Rep. Nick Rahall Responds, Agrees with Me on MAP-21’s “Sleight of Hand” Pay-Fors

This morning on C-SPAN’s “Washington Journal,” House Transportation and Infrastructure Committee Ranking Member Nick Rahall (D-W.V.) was read a passage from a blog post I wrote last month in which I blasted the Senate’s Moving Ahead for Progress in the 21st Century Act (MAP-21). While declaring my claim that the smoke-and-mirrors funding provisions contained in MAP-21 are extremely worrisome “may or may not be true,” he referred to the same provisions as “sleight of hands” (sic). However, he insisted “it is paid for” a number of times during the interview.
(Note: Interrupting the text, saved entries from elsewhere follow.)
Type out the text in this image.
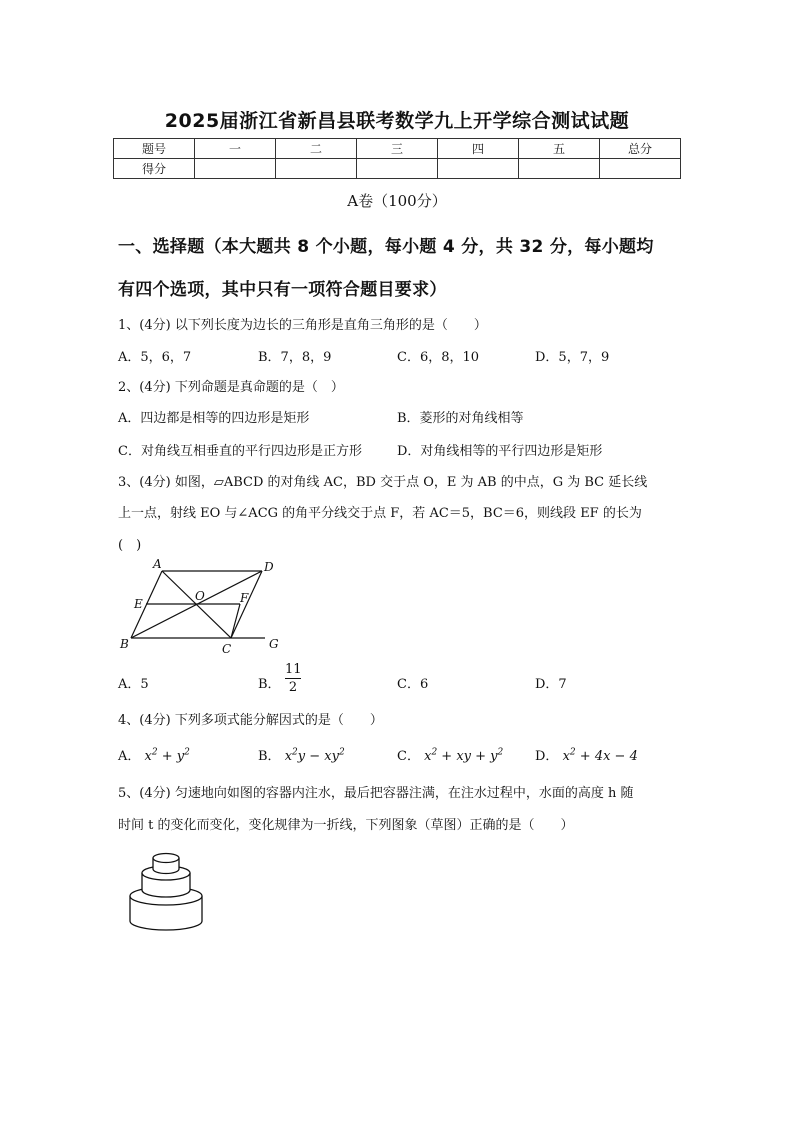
2025届浙江省新昌县联考数学九上开学综合测试试题
题号	一	二	三	四	五	总分
得分						
A卷（100分）
一、选择题（本大题共 8 个小题，每小题 4 分，共 32 分，每小题均
有四个选项，其中只有一项符合题目要求）
1、(4分) 以下列长度为边长的三角形是直角三角形的是（　　）
A．5，6，7	B．7，8，9	C．6，8，10	D．5，7，9
2、(4分) 下列命题是真命题的是（　）
A．四边都是相等的四边形是矩形	B．菱形的对角线相等
C．对角线互相垂直的平行四边形是正方形	D．对角线相等的平行四边形是矩形
3、(4分) 如图，▱ABCD 的对角线 AC，BD 交于点 O，E 为 AB 的中点，G 为 BC 延长线
上一点，射线 EO 与∠ACG 的角平分线交于点 F，若 AC＝5，BC＝6，则线段 EF 的长为
(　)
A	D
E
O	F
B	C	G
A．5	B． $\frac{11}{2}$	C．6	D．7
4、(4分) 下列多项式能分解因式的是（　　）
A． $x^2 + y^2$	B． $x^2y - xy^2$	C． $x^2$ + xy + $y^2$ D． $x^2 + 4x - 4$
5、(4分) 匀速地向如图的容器内注水，最后把容器注满，在注水过程中，水面的高度 h 随
时间 t 的变化而变化，变化规律为一折线，下列图象（草图）正确的是（　　）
Unfortunately for Rep. Rahall, he seems to have missed my entire point. The sleights of hand he refers to are “fiscal gimmickry” because the reality of them panning out as planned is far from certain. Not only, as I have noted in the past, does the Senate’s 15-month reauthorization rely on 10 years of one-shot revenue to make it work, the largest single general revenue offset is extremely suspect.
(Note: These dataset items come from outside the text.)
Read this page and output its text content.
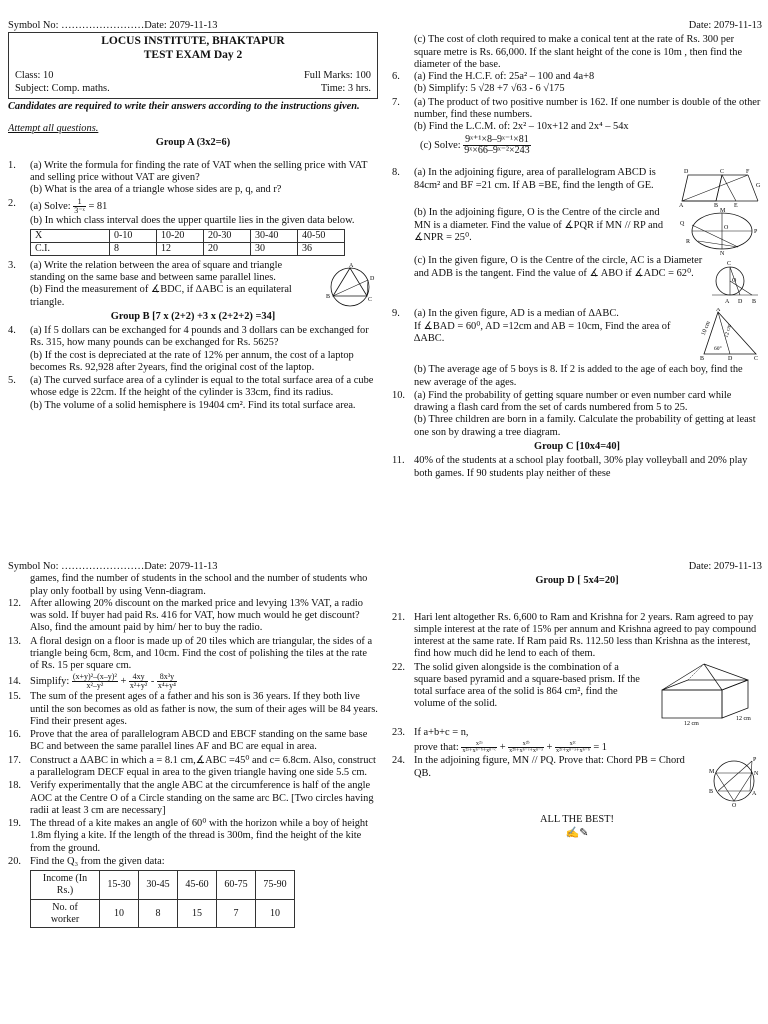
Symbol No: ……………………Date: 2079-11-13
LOCUS INSTITUTE, BHAKTAPUR
TEST EXAM Day 2
Class: 10	Full Marks: 100
Subject: Comp. maths.	Time: 3 hrs.
Candidates are required to write their answers according to the instructions given.
Attempt all questions.
Group A (3x2=6)
1.	(a) Write the formula for finding the rate of VAT when the selling price with VAT and selling price without VAT are given?
(b) What is the area of a triangle whose sides are p, q, and r?
2.	(a) Solve: $\frac{1}{\text{3⁻ˣ}} = 81$
(b) In which class interval does the upper quartile lies in the given data below.
X	0-10	10-20	20-30	30-40	40-50
C.I.	8	12	20	30	36
3.	(a) Write the relation between the area of square and triangle standing on the same base and between same parallel lines.
(b) Find the measurement of ∡BDC, if ∆ABC is an equilateral triangle.
A
D
B	C
Group B [7 x (2+2) +3 x (2+2+2) =34]
4.	(a) If 5 dollars can be exchanged for 4 pounds and 3 dollars can be exchanged for Rs. 315, how many pounds can be exchanged for Rs. 5625?
(b) If the cost is depreciated at the rate of 12% per annum, the cost of a laptop becomes Rs. 92,928 after 2years, find the original cost of the laptop.
5.	(a) The curved surface area of a cylinder is equal to the total surface area of a cube whose edge is 22cm. If the height of the cylinder is 33cm, find its radius.
(b) The volume of a solid hemisphere is 19404 cm². Find its total surface area.
Date: 2079-11-13
(c) The cost of cloth required to make a conical tent at the rate of Rs. 300 per square metre is Rs. 66,000. If the slant height of the cone is 10m , then find the diameter of the base.
6.	(a) Find the H.C.F. of: 25a² – 100 and 4a+8
(b) Simplify: 5 √28 +7 √63 - 6 √175
7.	(a) The product of two positive number is 162. If one number is double of the other number, find these numbers.
(b) Find the L.C.M. of: 2x² – 10x+12 and 2x⁴ – 54x
(c) Solve: $\frac{\text{9ˣ⁺¹×8–9ˣ⁻¹×81}}{\text{9ˣ×66–9ˣ⁻²×243}}$
8.	(a) In the adjoining figure, area of parallelogram ABCD is 84cm² and BF =21 cm. If AB =BE, find the length of GE.
D	C	F
G
A	B	E
(b) In the adjoining figure, O is the Centre of the circle and MN is a diameter. Find the value of ∡PQR if MN // RP and ∡NPR = 25⁰.
Q
M
O
P
N
R
(c) In the given figure, O is the Centre of the circle, AC is a Diameter and ADB is the tangent. Find the value of ∡ ABO if ∡ADC = 62⁰.
C
O
A D B
9.	(a) In the given figure, AD is a median of ∆ABC.
If ∡BAD = 60⁰, AD =12cm and AB = 10cm, Find the area of ∆ABC.
A
10 cm
60°
12 cm
B	D	C
(b) The average age of 5 boys is 8. If 2 is added to the age of each boy, find the new average of the ages.
10. (a) Find the probability of getting square number or even number card while drawing a flash card from the set of cards numbered from 5 to 25.
(b) Three children are born in a family. Calculate the probability of getting at least one son by drawing a tree diagram.
Group C [10x4=40]
11. 40% of the students at a school play football, 30% play volleyball and 20% play both games. If 90 students play neither of these
Symbol No: ……………………Date: 2079-11-13
games, find the number of students in the school and the number of students who play only football by using Venn-diagram.
12. After allowing 20% discount on the marked price and levying 13% VAT, a radio was sold. If buyer had paid Rs. 416 for VAT, how much would he get discount? Also, find the amount paid by him/ her to buy the radio.
13. A floral design on a floor is made up of 20 tiles which are triangular, the sides of a triangle being 6cm, 8cm, and 10cm. Find the cost of polishing the tiles at the rate of Rs. 15 per square cm.
14. Simplify: $\frac{\text{(x+y)²–(x–y)²}}{\text{x²–y²}} + \frac{4xy}{\text{x²+y²}} - \frac{\text{8x³y}}{\text{x⁴+y⁴}}$
15. The sum of the present ages of a father and his son is 36 years. If they both live until the son becomes as old as father is now, the sum of their ages will be 84 years. Find their present ages.
16. Prove that the area of parallelogram ABCD and EBCF standing on the same base BC and between the same parallel lines AF and BC are equal in area.
17. Construct a ∆ABC in which a = 8.1 cm,∡ABC =45⁰ and c= 6.8cm. Also, construct a parallelogram DECF equal in area to the given triangle having one side 5.5 cm.
18. Verify experimentally that the angle ABC at the circumference is half of the angle AOC at the Centre O of a Circle standing on the same arc BC. [Two circles having radii at least 3 cm are necessary]
19. The thread of a kite makes an angle of 60⁰ with the horizon while a boy of height 1.8m flying a kite. If the length of the thread is 300m, find the height of the kite from the ground.
20. Find the Q₃ from the given data:
Income (In Rs.)	15-30	30-45	45-60	60-75	75-90
No. of worker	10	8	15	7	10
Date: 2079-11-13
Group D [ 5x4=20]
21. Hari lent altogether Rs. 6,600 to Ram and Krishna for 2 years. Ram agreed to pay simple interest at the rate of 15% per annum and Krishna agreed to pay compound interest at the same rate. If Ram paid Rs. 112.50 less than Krishna as the interest, find how much did he lend to each of them.
22. The solid given alongside is the combination of a square based pyramid and a square-based prism. If the total surface area of the solid is 864 cm², find the volume of the solid.
12 cm
12 cm
23. If a+b+c = n,
prove that: $\frac{\text{x²ᵃ}}{\text{x²ᵃ+xⁿ⁻ᵇ+xⁿ⁻ᶜ}} + \frac{\text{x²ᵇ}}{\text{x²ᵇ+xⁿ⁻ᶜ+xⁿ⁻ᵃ}} + \frac{\text{x²ᶜ}}{\text{x²ᶜ+xⁿ⁻ᵃ+xⁿ⁻ᵇ}} = 1$
24. In the adjoining figure, MN // PQ. Prove that: Chord PB = Chord QB.
P
M	N
B	A
Q
ALL THE BEST!
✍✎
This provision rejiggers pension actuarial tables, calling it “pension funding stabilization,” and claims a $9.5-billion offset over 10 years (compare this to the $109 in total funding). The 42 pages of the over-1,600 total pages in MAP-21 that cover this are so opaque that no one clearly understands how this money will materialize. But according to federal transportation legislative expert and former Hill staffer Gary Hoitsma, “[S]ome believe that money taken now from traditional pension retirement plans in this manner will itself ultimately have to be repaid later, very likely through a future taxpayer bailout.” That is hardly confidence-inducing, Rep. Rahall. And it’s only the most sketchy of the sketchy pay-fors contained in the bill.